There’s been a cultural push going on for years now to get female characters in mainstream films some agency, self-respect, confidence, and capability, to make them more than the cringing victims and eventual trophies of 1980s action films, or the grunting, glowering, sexless-yet-sexualized types that followed, modeled on the groundbreaking badass Vasquez in Aliens. The idea of the Strong Female Character—someone with her own identity, agenda, and story purpose—has thoroughly pervaded the conversation about what’s wrong with the way women are often perceived and portrayed today, in comics, videogames, and film especially. Sophia McDougall has intelligently dissected and dismissed the phrase, and artists Kate Beaton, Carly Monardo, Meredith Gran have hilariously lampooned what it often becomes in comics. “Strong Female Character” is just as often used derisively as descriptively, because it’s such a simplistic, low bar to vault, and it’s more a marketing term than a meaningful goal.

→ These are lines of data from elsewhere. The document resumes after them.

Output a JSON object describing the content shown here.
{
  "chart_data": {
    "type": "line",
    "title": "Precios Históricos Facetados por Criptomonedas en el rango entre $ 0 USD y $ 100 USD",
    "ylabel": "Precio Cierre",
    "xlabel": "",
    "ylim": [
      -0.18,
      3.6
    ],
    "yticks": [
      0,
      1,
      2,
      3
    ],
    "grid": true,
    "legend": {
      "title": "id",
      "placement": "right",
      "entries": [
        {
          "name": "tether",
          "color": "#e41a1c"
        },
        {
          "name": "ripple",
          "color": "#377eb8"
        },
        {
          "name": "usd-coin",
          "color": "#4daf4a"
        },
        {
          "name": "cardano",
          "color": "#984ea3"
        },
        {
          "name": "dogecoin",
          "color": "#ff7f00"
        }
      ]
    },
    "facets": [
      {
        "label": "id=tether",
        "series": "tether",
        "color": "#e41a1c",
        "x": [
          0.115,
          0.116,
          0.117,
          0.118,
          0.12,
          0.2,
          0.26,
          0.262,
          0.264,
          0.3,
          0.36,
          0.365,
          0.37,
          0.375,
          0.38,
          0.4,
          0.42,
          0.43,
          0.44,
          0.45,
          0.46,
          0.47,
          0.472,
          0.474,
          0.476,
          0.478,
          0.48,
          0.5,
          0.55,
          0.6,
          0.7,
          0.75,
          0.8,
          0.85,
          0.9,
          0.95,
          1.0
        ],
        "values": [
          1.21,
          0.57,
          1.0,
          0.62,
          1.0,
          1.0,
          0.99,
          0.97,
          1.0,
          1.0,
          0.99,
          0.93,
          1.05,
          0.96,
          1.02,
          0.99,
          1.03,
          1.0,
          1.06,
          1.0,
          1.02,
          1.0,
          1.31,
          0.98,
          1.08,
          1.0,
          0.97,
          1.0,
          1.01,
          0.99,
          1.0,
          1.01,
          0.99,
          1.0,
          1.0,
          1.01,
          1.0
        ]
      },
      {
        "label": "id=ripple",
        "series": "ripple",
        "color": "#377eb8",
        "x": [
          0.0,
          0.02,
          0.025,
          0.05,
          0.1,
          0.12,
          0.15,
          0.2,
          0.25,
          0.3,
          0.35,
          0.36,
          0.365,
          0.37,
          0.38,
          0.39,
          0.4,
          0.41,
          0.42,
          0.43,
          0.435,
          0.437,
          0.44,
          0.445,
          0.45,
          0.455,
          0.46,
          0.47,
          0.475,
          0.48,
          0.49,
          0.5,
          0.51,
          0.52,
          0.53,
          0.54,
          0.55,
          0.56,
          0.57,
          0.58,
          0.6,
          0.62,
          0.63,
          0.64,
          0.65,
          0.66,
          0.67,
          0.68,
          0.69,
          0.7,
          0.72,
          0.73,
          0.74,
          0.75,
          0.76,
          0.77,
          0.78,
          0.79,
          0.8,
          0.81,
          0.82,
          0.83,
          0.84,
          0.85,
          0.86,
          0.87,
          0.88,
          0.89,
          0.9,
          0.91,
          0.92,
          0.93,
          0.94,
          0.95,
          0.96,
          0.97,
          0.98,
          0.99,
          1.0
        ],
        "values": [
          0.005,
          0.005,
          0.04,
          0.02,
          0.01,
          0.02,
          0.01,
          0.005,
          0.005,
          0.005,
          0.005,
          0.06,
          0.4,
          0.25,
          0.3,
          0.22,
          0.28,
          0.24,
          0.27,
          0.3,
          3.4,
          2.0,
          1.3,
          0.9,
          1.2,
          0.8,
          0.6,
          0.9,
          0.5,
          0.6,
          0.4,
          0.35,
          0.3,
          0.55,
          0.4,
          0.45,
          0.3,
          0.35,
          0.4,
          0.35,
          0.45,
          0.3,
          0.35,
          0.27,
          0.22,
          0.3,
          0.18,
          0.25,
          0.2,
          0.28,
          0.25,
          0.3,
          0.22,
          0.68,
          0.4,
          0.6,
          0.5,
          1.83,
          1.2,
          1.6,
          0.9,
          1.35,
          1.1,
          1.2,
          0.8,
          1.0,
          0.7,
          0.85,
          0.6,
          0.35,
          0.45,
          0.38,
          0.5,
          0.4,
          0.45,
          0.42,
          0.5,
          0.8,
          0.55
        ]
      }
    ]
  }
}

But just as it remains frustratingly uncommon for films to fail the simple, low-bar Bechdel Test, it’s still rare to see films in the mainstream action/horror/science-fiction/fantasy realm introduce women with any kind of meaningful strength, or women who go past a few simple stereotypes.

 

And even when they do, the writers often seem lost after that point. Bringing in a Strong Female Character™ isn’t actually a feminist statement, or an inclusionary statement, or even a basic equality statement, if the character doesn’t have any reason to be in the story except to let filmmakers point at her on the poster and say “See? This film totally respects strong women!”